Men have to be able to work on tampons, women have to be able to work on The Discovery Channel.

Whether you’re interested in cars, beer, perfume, clothes, whatever, you have to be able to work on them.

You have to be objective, not subjective.

You have to get out of your comfort zone.

For this reason I’ve always given students things that I know they don’t want to work on.

Things that will make them feel uncomfortable.

This will force them to think rationally about how to persuade people.

If you left it to students they’d just do campaigns for anti-racism and legalise-marijuana.

But, because these are things they already agree with, they won’t learn anything from them.

So I try to give them more difficult things that force them to think.

Several years ago I gave them Mac as a brief.

At that time Microsoft ruled the world and Mac was in terrible trouble.

But one student had a great solution.

He just had a headline saying, “MICROSOFT DO ALL THEIR ADS ON A MAC”

It was a great idea because every ad agency used Macs for artwork.

So whichever agency did Microsoft’s ads was bound to use Macs.

Unexpected, upstream, predatory thinking.

But giving students tough briefs didn’t always work out well.

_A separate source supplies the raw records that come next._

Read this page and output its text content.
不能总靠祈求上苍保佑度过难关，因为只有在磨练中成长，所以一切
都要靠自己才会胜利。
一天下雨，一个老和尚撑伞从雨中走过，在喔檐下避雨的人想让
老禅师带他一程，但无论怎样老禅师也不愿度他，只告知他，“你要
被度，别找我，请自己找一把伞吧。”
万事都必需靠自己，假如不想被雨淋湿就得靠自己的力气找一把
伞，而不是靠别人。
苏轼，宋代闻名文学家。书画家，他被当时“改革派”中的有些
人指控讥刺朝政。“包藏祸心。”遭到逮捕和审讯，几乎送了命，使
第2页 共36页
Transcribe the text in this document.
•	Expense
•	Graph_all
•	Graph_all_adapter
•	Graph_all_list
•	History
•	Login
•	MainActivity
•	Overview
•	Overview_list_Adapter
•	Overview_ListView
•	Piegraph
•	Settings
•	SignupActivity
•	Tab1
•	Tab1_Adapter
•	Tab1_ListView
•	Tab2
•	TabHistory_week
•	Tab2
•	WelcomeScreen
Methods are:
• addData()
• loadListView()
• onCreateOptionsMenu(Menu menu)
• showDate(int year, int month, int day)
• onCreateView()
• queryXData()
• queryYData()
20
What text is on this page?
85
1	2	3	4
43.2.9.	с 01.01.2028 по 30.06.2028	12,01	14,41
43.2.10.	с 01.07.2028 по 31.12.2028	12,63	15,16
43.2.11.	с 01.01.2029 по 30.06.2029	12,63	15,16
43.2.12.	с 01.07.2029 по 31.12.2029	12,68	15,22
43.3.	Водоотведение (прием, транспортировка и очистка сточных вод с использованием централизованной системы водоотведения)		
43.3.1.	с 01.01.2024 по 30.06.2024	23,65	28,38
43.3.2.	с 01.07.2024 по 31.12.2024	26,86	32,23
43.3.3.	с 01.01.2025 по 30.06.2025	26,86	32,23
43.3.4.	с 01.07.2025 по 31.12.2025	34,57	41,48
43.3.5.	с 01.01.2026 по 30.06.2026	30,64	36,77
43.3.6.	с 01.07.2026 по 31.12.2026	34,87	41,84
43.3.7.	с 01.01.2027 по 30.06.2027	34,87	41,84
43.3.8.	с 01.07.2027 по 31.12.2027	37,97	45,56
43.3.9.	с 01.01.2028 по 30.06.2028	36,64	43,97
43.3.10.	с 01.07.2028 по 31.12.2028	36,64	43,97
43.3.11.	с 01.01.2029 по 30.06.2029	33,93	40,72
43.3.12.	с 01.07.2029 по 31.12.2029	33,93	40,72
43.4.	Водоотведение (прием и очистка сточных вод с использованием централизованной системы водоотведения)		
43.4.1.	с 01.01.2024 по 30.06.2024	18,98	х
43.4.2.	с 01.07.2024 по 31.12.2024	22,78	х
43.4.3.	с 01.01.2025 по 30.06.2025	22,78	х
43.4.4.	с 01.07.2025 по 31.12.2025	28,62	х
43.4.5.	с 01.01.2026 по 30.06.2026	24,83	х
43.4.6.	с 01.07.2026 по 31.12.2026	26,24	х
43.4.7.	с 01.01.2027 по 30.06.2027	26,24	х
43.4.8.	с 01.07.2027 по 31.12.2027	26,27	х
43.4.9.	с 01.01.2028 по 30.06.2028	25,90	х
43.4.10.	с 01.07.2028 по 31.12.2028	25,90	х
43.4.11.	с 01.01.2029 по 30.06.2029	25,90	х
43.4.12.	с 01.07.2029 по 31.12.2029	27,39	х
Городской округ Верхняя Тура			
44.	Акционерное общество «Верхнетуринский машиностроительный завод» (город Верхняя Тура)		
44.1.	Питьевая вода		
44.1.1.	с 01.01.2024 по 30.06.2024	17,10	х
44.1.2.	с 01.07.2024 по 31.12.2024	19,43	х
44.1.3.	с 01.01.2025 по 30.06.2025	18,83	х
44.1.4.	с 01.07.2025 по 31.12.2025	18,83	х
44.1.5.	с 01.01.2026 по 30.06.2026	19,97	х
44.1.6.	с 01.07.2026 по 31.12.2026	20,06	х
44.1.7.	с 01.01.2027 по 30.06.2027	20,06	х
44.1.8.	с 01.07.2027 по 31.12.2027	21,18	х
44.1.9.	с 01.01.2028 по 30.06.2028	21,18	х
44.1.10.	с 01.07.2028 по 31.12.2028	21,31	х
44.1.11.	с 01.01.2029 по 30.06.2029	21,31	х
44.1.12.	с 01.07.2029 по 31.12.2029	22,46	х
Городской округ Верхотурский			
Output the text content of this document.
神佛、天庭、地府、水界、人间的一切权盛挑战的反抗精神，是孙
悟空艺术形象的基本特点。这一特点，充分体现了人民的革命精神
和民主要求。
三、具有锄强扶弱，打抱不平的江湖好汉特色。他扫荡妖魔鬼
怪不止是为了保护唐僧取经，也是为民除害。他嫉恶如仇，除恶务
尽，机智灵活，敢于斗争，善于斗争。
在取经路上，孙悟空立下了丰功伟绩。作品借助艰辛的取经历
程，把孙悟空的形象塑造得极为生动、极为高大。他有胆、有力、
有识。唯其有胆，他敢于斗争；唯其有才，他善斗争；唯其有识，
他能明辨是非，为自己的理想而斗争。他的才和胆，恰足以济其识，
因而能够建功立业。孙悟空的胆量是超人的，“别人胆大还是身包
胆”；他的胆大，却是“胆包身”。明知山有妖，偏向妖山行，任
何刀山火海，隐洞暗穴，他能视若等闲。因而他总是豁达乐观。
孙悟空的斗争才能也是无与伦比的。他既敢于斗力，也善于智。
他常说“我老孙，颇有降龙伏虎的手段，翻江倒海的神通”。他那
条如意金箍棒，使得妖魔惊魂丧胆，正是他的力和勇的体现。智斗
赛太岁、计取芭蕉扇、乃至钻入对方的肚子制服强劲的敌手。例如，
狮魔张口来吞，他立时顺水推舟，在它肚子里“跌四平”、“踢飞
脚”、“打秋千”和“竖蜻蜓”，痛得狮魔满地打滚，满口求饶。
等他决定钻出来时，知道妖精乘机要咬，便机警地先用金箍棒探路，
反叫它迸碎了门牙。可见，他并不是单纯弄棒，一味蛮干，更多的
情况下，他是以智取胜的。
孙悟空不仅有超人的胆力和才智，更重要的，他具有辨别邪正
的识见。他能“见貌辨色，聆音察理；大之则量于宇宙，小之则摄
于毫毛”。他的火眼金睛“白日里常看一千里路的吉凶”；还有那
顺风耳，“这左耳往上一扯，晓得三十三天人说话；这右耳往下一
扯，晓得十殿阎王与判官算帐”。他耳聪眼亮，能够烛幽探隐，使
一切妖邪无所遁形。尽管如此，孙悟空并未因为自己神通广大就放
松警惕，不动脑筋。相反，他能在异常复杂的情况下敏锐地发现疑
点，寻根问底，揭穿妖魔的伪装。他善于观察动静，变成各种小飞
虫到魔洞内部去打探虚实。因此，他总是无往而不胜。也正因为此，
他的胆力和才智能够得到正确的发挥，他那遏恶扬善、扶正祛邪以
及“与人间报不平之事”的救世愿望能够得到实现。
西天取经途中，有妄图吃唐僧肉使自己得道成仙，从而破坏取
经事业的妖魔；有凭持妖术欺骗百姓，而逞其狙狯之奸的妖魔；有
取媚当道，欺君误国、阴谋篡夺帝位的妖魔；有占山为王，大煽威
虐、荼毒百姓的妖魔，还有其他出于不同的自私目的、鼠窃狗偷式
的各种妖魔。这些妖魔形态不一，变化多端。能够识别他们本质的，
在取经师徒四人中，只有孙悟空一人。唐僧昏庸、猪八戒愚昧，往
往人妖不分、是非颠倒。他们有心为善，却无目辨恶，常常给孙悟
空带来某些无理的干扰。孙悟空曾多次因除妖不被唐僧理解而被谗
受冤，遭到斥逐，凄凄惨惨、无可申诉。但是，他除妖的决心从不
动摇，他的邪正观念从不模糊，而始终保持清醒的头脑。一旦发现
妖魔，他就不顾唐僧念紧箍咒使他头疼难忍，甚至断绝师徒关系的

One evening I gave them The National Front as a brief.

I knew they’d hate it and struggle with it, and I was right.

They were so anti the brief they couldn’t even think clearly.

All they could do was a lot of ads with racist name-calling.

They couldn’t be objective and engage with the problem.

I was disappointed and I forgot to take the roughs down.

Next morning the staff couldn’t get into the agency.

The cleaners had arrived early to clean up after the class, seen the ads on the walls, and gone on strike and locked the agency.

Because they’d seen the ads on the walls and they thought we had taken on The National Front as a client.